Der Mann hat leicht reden. Er denkt vorwärts, wenn die meisten seiner Leser schon längst nach hinten blicken. Und er schreibt, wie er denkt, frisch nämlich. Fünfundzwanzig Jahre alt ist Nicklas Brendborg, ein Molekularbiologe aus Kopenhagen, Postdoc und von bemerkenswertem Sprachwitz. Warum nun ausgerechnet dieser blutjunge Autor sich mit dem Thema befasst hat, das wie gemacht zu scheint für alle anderen, nämlich älteren Generationen, das löst sich ziemlich weit hinten in seinem Buch auf. Darauf wird auch hier noch zu kommen sein.
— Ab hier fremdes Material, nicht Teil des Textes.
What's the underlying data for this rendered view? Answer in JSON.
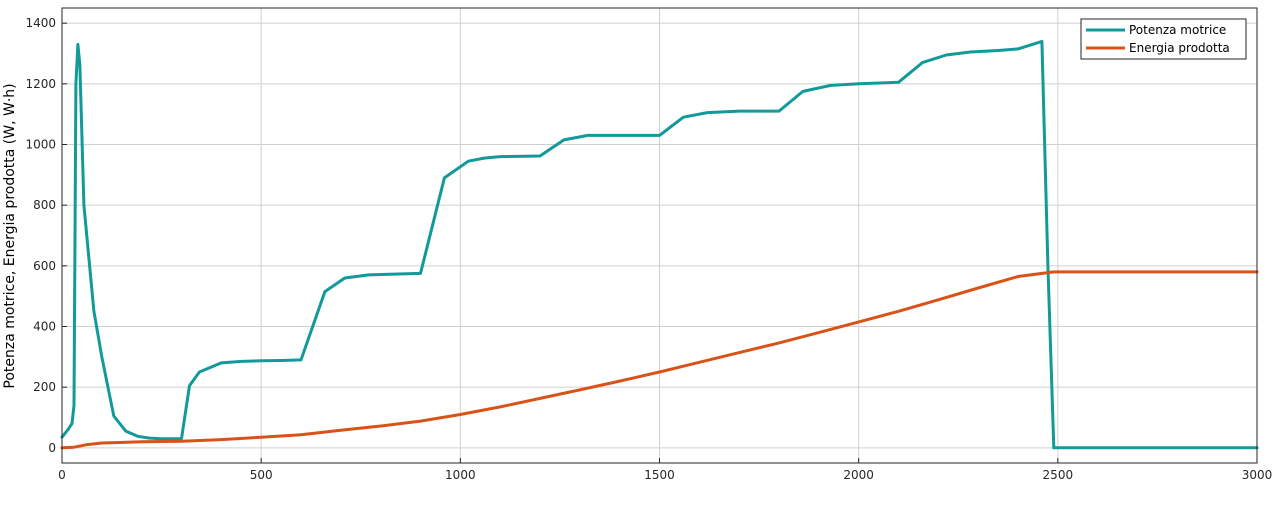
{
  "chart_data": {
    "type": "line",
    "title": "",
    "xlabel": "",
    "ylabel": "Potenza motrice, Energia prodotta (W, W·h)",
    "xlim": [
      0,
      3000
    ],
    "ylim": [
      -50,
      1450
    ],
    "xticks": [
      0,
      500,
      1000,
      1500,
      2000,
      2500,
      3000
    ],
    "yticks": [
      0,
      200,
      400,
      600,
      800,
      1000,
      1200,
      1400
    ],
    "grid": true,
    "legend_position": "top-right",
    "series": [
      {
        "name": "Potenza motrice",
        "color": "#129a9a",
        "x": [
          0,
          15,
          25,
          30,
          35,
          40,
          45,
          55,
          80,
          100,
          130,
          160,
          190,
          220,
          250,
          300,
          320,
          345,
          400,
          450,
          500,
          550,
          600,
          660,
          710,
          770,
          900,
          960,
          1020,
          1060,
          1100,
          1200,
          1260,
          1320,
          1400,
          1500,
          1560,
          1620,
          1700,
          1800,
          1860,
          1930,
          2000,
          2100,
          2160,
          2220,
          2280,
          2350,
          2400,
          2460,
          2475,
          2490,
          2500,
          2600,
          2800,
          3000
        ],
        "y": [
          35,
          60,
          80,
          140,
          1200,
          1330,
          1260,
          800,
          450,
          300,
          105,
          55,
          38,
          32,
          30,
          30,
          205,
          250,
          280,
          285,
          287,
          288,
          290,
          515,
          560,
          570,
          575,
          890,
          945,
          955,
          960,
          962,
          1015,
          1030,
          1030,
          1030,
          1090,
          1105,
          1110,
          1110,
          1175,
          1195,
          1200,
          1205,
          1270,
          1295,
          1305,
          1310,
          1315,
          1340,
          600,
          0,
          0,
          0,
          0,
          0
        ]
      },
      {
        "name": "Energia prodotta",
        "color": "#d95319",
        "x": [
          0,
          30,
          60,
          100,
          200,
          300,
          400,
          500,
          600,
          700,
          800,
          900,
          1000,
          1100,
          1200,
          1300,
          1400,
          1500,
          1600,
          1700,
          1800,
          1900,
          2000,
          2100,
          2200,
          2300,
          2400,
          2490,
          2500,
          3000
        ],
        "y": [
          0,
          2,
          10,
          16,
          20,
          22,
          27,
          35,
          43,
          58,
          72,
          88,
          110,
          135,
          163,
          191,
          220,
          250,
          282,
          314,
          346,
          380,
          415,
          450,
          488,
          527,
          565,
          580,
          580,
          580
        ]
      }
    ]
  }
}
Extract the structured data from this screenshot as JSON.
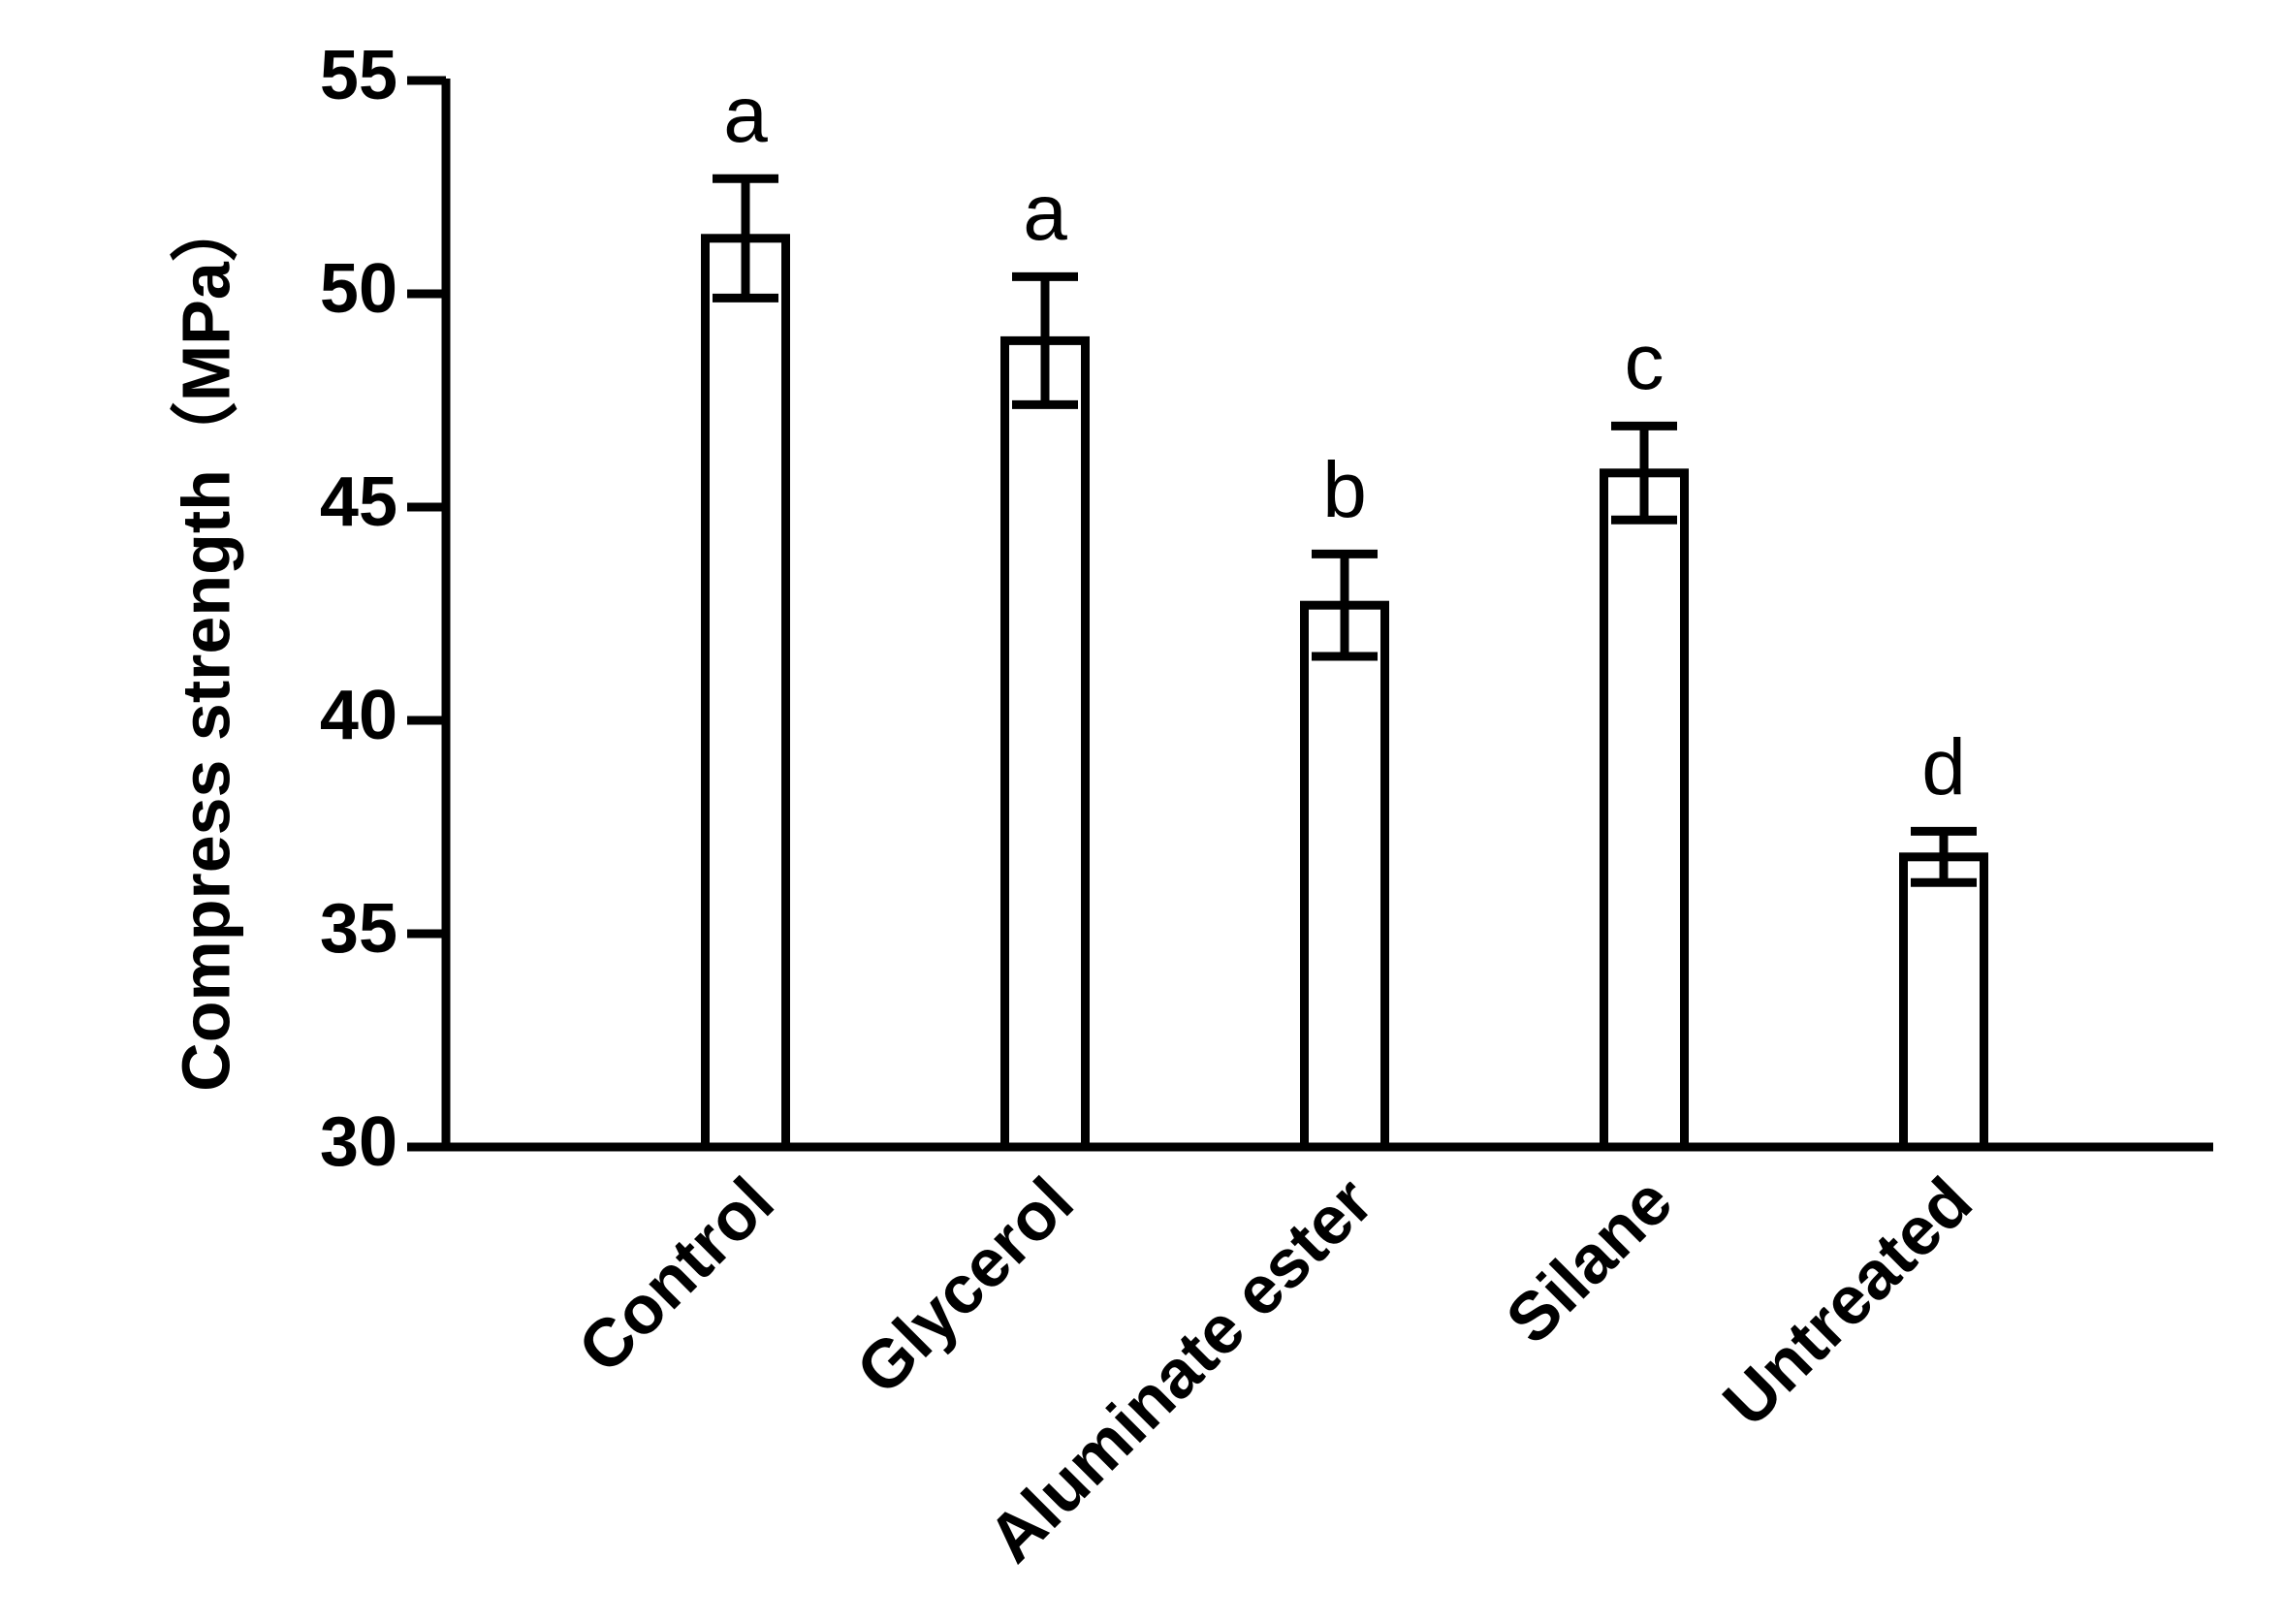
{
  "chart_data": {
    "type": "bar",
    "y_label": "Compress strength（MPa）",
    "categories": [
      "Control",
      "Glycerol",
      "Aluminate ester",
      "Silane",
      "Untreated"
    ],
    "values": [
      51.3,
      48.9,
      42.7,
      45.8,
      36.8
    ],
    "errors": [
      1.4,
      1.5,
      1.2,
      1.1,
      0.6
    ],
    "letters": [
      "a",
      "a",
      "b",
      "c",
      "d"
    ],
    "color": "#ffffff",
    "ylim": [
      30,
      55
    ],
    "yticks": [
      30,
      35,
      40,
      45,
      50,
      55
    ],
    "grid": false
  }
}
Viel näher liegend allerdings, und das führt zum Titel des Buches, dürfte für viele in seinem Zielpublikum die Frage sein, mit der er in sein Buch einsteigt: Warum eigentlich altern wir immer noch, wenn es doch so viele Beispiele in der Natur gibt, dass das gar nicht nötig wäre. Bis hin zur, nun ja, nennen wir es Unsterblichkeit. Quallen etwa, erklärt Brendborg, altern rückwärts. Biologisch gesehen lässt sich das sicher nicht so verallgemeinern, nicht jede Qualle hat die Fähigkeiten der Gattung Turritopsis, die es fertigbringt, sich bei Hunger irgendwo im Meer festzusetzen und sich ins Polypenstadium zurückzuentwickeln.
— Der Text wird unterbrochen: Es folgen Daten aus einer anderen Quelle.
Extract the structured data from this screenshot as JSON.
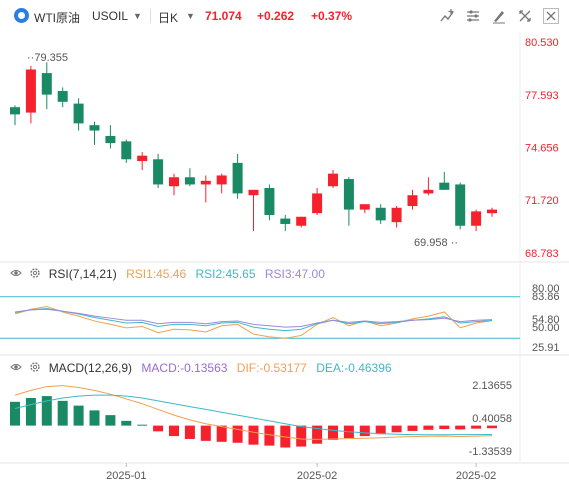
{
  "header": {
    "symbol": "WTI原油",
    "code": "USOIL",
    "period": "日K",
    "price": "71.074",
    "change": "+0.262",
    "change_pct": "+0.37%",
    "up_color": "#f5222d",
    "down_color": "#1a8a64",
    "tools": [
      "add-chart-icon",
      "settings-sliders-icon",
      "draw-pen-icon",
      "compare-icon",
      "expand-icon",
      "close-icon"
    ]
  },
  "main_chart": {
    "yticks": [
      "80.530",
      "77.593",
      "74.656",
      "71.720",
      "68.783"
    ],
    "high_label": "79.355",
    "low_label": "69.958"
  },
  "rsi": {
    "title": "RSI(7,14,21)",
    "rsi1": "RSI1:45.46",
    "rsi2": "RSI2:45.65",
    "rsi3": "RSI3:47.00",
    "levels": [
      "80.00",
      "83.86",
      "54.80",
      "50.00",
      "25.91"
    ],
    "colors": {
      "rsi1": "#f0a050",
      "rsi2": "#3db8c8",
      "rsi3": "#9a8ad8"
    }
  },
  "macd": {
    "title": "MACD(12,26,9)",
    "macd_label": "MACD:-0.13563",
    "dif_label": "DIF:-0.53177",
    "dea_label": "DEA:-0.46396",
    "yticks": [
      "2.13655",
      "0.40058",
      "-1.33539"
    ],
    "colors": {
      "macd": "#9a6ad8",
      "dif": "#f0a050",
      "dea": "#3db8c8"
    }
  },
  "xaxis": {
    "labels": [
      "2025-01",
      "2025-02",
      "2025-02"
    ]
  },
  "chart_data": {
    "type": "candlestick",
    "ylim": [
      68.783,
      80.53
    ],
    "candles": [
      {
        "o": 76.9,
        "h": 77.0,
        "l": 75.9,
        "c": 76.5
      },
      {
        "o": 76.6,
        "h": 79.2,
        "l": 76.0,
        "c": 79.0
      },
      {
        "o": 78.8,
        "h": 79.4,
        "l": 76.8,
        "c": 77.6
      },
      {
        "o": 77.8,
        "h": 78.0,
        "l": 76.9,
        "c": 77.2
      },
      {
        "o": 77.1,
        "h": 77.4,
        "l": 75.6,
        "c": 76.0
      },
      {
        "o": 75.9,
        "h": 76.1,
        "l": 74.8,
        "c": 75.6
      },
      {
        "o": 75.3,
        "h": 75.9,
        "l": 74.6,
        "c": 74.9
      },
      {
        "o": 75.0,
        "h": 75.1,
        "l": 73.8,
        "c": 74.0
      },
      {
        "o": 73.9,
        "h": 74.4,
        "l": 73.4,
        "c": 74.2
      },
      {
        "o": 74.0,
        "h": 74.3,
        "l": 72.4,
        "c": 72.6
      },
      {
        "o": 72.5,
        "h": 73.2,
        "l": 72.0,
        "c": 73.0
      },
      {
        "o": 73.0,
        "h": 73.5,
        "l": 72.5,
        "c": 72.6
      },
      {
        "o": 72.6,
        "h": 73.1,
        "l": 71.6,
        "c": 72.8
      },
      {
        "o": 72.6,
        "h": 73.2,
        "l": 72.1,
        "c": 73.1
      },
      {
        "o": 73.8,
        "h": 74.3,
        "l": 71.8,
        "c": 72.1
      },
      {
        "o": 72.0,
        "h": 72.3,
        "l": 70.0,
        "c": 72.3
      },
      {
        "o": 72.4,
        "h": 72.6,
        "l": 70.6,
        "c": 70.9
      },
      {
        "o": 70.7,
        "h": 70.9,
        "l": 70.0,
        "c": 70.4
      },
      {
        "o": 70.3,
        "h": 70.8,
        "l": 70.2,
        "c": 70.8
      },
      {
        "o": 71.0,
        "h": 72.4,
        "l": 70.9,
        "c": 72.1
      },
      {
        "o": 72.5,
        "h": 73.4,
        "l": 72.4,
        "c": 73.2
      },
      {
        "o": 72.9,
        "h": 73.0,
        "l": 70.3,
        "c": 71.2
      },
      {
        "o": 71.2,
        "h": 71.4,
        "l": 71.0,
        "c": 71.5
      },
      {
        "o": 71.3,
        "h": 71.5,
        "l": 70.4,
        "c": 70.6
      },
      {
        "o": 70.5,
        "h": 71.4,
        "l": 70.2,
        "c": 71.3
      },
      {
        "o": 71.4,
        "h": 72.3,
        "l": 71.2,
        "c": 72.0
      },
      {
        "o": 72.1,
        "h": 73.0,
        "l": 72.0,
        "c": 72.3
      },
      {
        "o": 72.7,
        "h": 73.3,
        "l": 72.3,
        "c": 72.3
      },
      {
        "o": 72.6,
        "h": 72.7,
        "l": 70.1,
        "c": 70.3
      },
      {
        "o": 70.3,
        "h": 71.2,
        "l": 70.0,
        "c": 71.1
      },
      {
        "o": 71.0,
        "h": 71.3,
        "l": 70.8,
        "c": 71.2
      }
    ],
    "rsi_range": [
      0,
      100
    ],
    "rsi1": [
      55,
      62,
      66,
      58,
      52,
      45,
      40,
      35,
      37,
      28,
      33,
      32,
      29,
      38,
      40,
      26,
      22,
      20,
      24,
      40,
      50,
      38,
      45,
      38,
      42,
      48,
      52,
      58,
      35,
      42,
      45.46
    ],
    "rsi2": [
      57,
      61,
      63,
      59,
      55,
      50,
      46,
      42,
      43,
      37,
      40,
      40,
      38,
      42,
      43,
      36,
      33,
      31,
      33,
      41,
      46,
      41,
      44,
      41,
      43,
      46,
      48,
      51,
      42,
      44,
      45.65
    ],
    "rsi3": [
      58,
      61,
      62,
      59,
      56,
      52,
      49,
      46,
      46,
      41,
      43,
      43,
      41,
      44,
      45,
      40,
      38,
      36,
      37,
      42,
      46,
      43,
      45,
      43,
      44,
      46,
      47,
      49,
      44,
      46,
      47.0
    ],
    "macd_range": [
      -1.7,
      2.5
    ],
    "macd_hist": [
      1.25,
      1.45,
      1.55,
      1.3,
      1.05,
      0.8,
      0.55,
      0.25,
      0.05,
      -0.3,
      -0.55,
      -0.7,
      -0.8,
      -0.85,
      -0.9,
      -1.0,
      -1.05,
      -1.15,
      -1.1,
      -0.95,
      -0.75,
      -0.65,
      -0.55,
      -0.45,
      -0.35,
      -0.28,
      -0.22,
      -0.18,
      -0.2,
      -0.16,
      -0.13563
    ],
    "dif": [
      1.6,
      1.85,
      2.05,
      2.1,
      2.0,
      1.85,
      1.65,
      1.4,
      1.15,
      0.85,
      0.55,
      0.3,
      0.1,
      -0.05,
      -0.2,
      -0.35,
      -0.48,
      -0.6,
      -0.7,
      -0.72,
      -0.7,
      -0.68,
      -0.66,
      -0.64,
      -0.6,
      -0.58,
      -0.56,
      -0.55,
      -0.57,
      -0.55,
      -0.53177
    ],
    "dea": [
      0.9,
      1.1,
      1.3,
      1.45,
      1.55,
      1.6,
      1.6,
      1.55,
      1.45,
      1.3,
      1.15,
      1.0,
      0.85,
      0.7,
      0.55,
      0.4,
      0.25,
      0.1,
      -0.05,
      -0.15,
      -0.25,
      -0.32,
      -0.38,
      -0.42,
      -0.45,
      -0.47,
      -0.48,
      -0.48,
      -0.47,
      -0.47,
      -0.46396
    ],
    "x_labels": [
      "2025-01",
      "2025-02",
      "2025-02"
    ]
  }
}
Wachsen, Reifen, Regenerieren
Verjüngung wäre also das eigentliche Thema, denn Unsterblichkeit kann auch die bizarrste biologische Schöpfung auf Erden kaum bieten; durch irgendetwas, und sei es durch Unfall, Strahlen oder Feinde, kann jedes Leben vernichtet werden. Selbst dem Planarien-Plattwurm, den man zweiteilen und daraus zwei ganze Individuen erzeugen kann, droht ein Ende oder den Bakterien, die sich als Endosporen in einen ewigen Schlaf versetzen können. Turritopsis immerhin, diese unscheinbare fingernagelgroße Qualle hat ein eingebautes entwicklungsbiologisches Programm, das es jeder Qualle zumindest theoretisch erlaubt, in einen endlosen Zyklus von Wachsen, Reifen, Regenerieren und wieder Wachsen einzutreten. Der Autor vergleicht das mit einem Schmetterling, der wieder zur Larve werden kann.
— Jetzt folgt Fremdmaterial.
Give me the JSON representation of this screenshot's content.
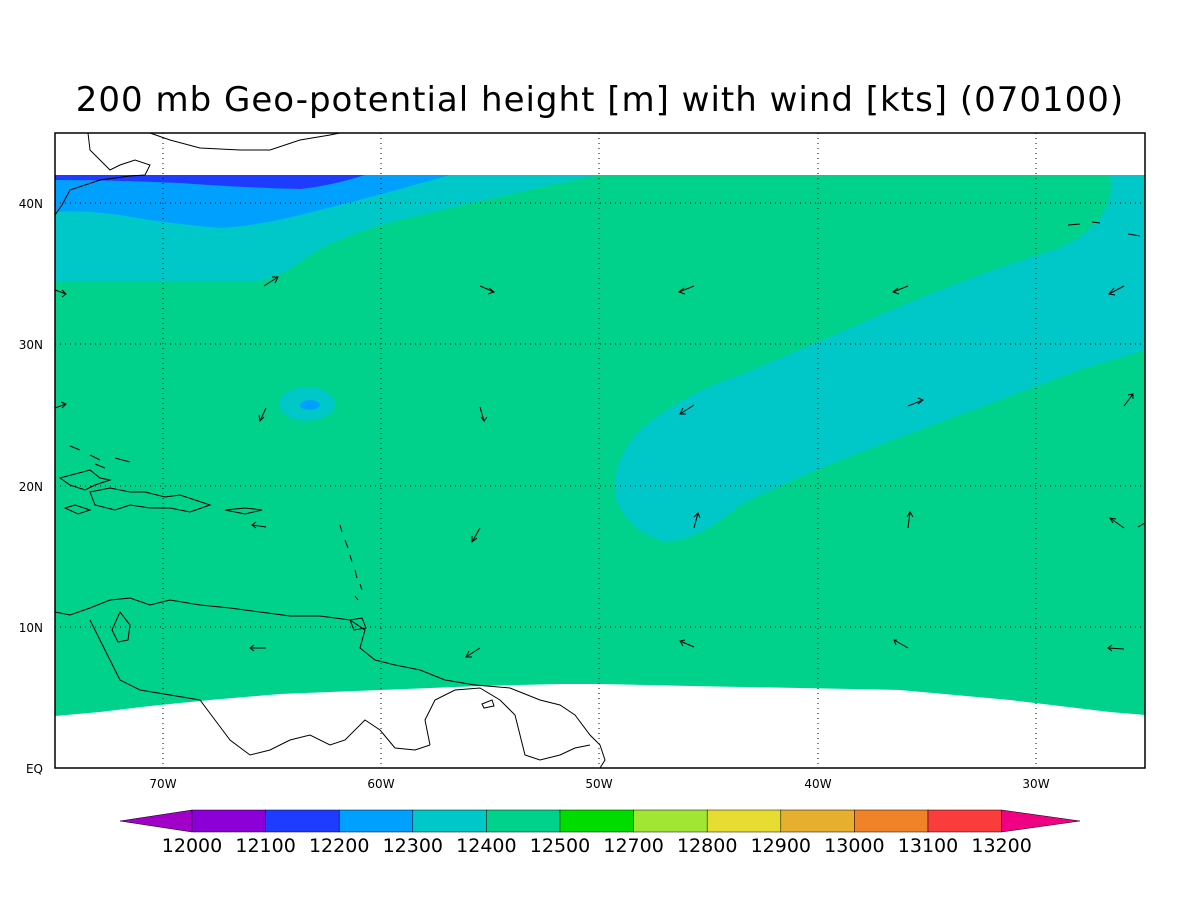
{
  "title": "200 mb Geo-potential height [m] with wind [kts] (070100)",
  "axes": {
    "lat_labels": [
      "40N",
      "30N",
      "20N",
      "10N",
      "EQ"
    ],
    "lon_labels": [
      "70W",
      "60W",
      "50W",
      "40W",
      "30W"
    ]
  },
  "colorbar": {
    "labels": [
      "12000",
      "12100",
      "12200",
      "12300",
      "12400",
      "12500",
      "12700",
      "12800",
      "12900",
      "13000",
      "13100",
      "13200"
    ],
    "colors": [
      "#8c00d7",
      "#1e3cff",
      "#00a0ff",
      "#00c8c8",
      "#00d28c",
      "#00dc00",
      "#a0e632",
      "#e6dc32",
      "#e6af2d",
      "#f08228",
      "#fa3c3c",
      "#f00082"
    ],
    "under_color": "#a000c8",
    "over_color": "#f00082"
  },
  "field_colors": {
    "land_outline": "#000000",
    "missing": "#ffffff"
  }
}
Dieses Beispiel verdeutlicht sehr gut, was man in diesem Buch über den biologischen Alterungsprozess und seine (Un-)Vermeidlichkeit lernen kann: dass wir uns bisher leider nur ein ungefähres, manchmal auch naives Bild von ihm machen können – und das trotz des großen Reichtums an Ideen und Forschungen zu diesem Thema. Schön etwa die Beobachtung des Autors, dass der Vergleich der Arten die Intuition bestätigt, wonach größere Tiere im Schnitt älter werden als kleinere, dass allerdings innerhalb einer verwandten Tiergruppe die kleineren Individuen einen Vorteil haben. Sie altern nämlich meistens langsamer, werden somit auch älter, wie die Zwergmaus etwa, die bei etwa gleichwertigen Lebensbedingungen fast doppelt so alt werden kann wie jede gewöhnliche Hausmaus. Was interessanterweise bis hin zu den extrem Hochaltrigen der Gattung Homo zu gelten scheint. Denn nicht nur Jeanne Calment, die mit 122 Jahren als nachweislich bisher ältester Mensch gestorben war, erreicht mit 150 Zentimetern eine unterdurchschnittliche Körpergröße, auch die meisten der anderen weit über Hundertjährigen waren kultur- und kontinentübergreifend klein gewachsen, ohne allerdings die Kriterien der pathologischen Kleinwüchsigkeit zu erfüllen.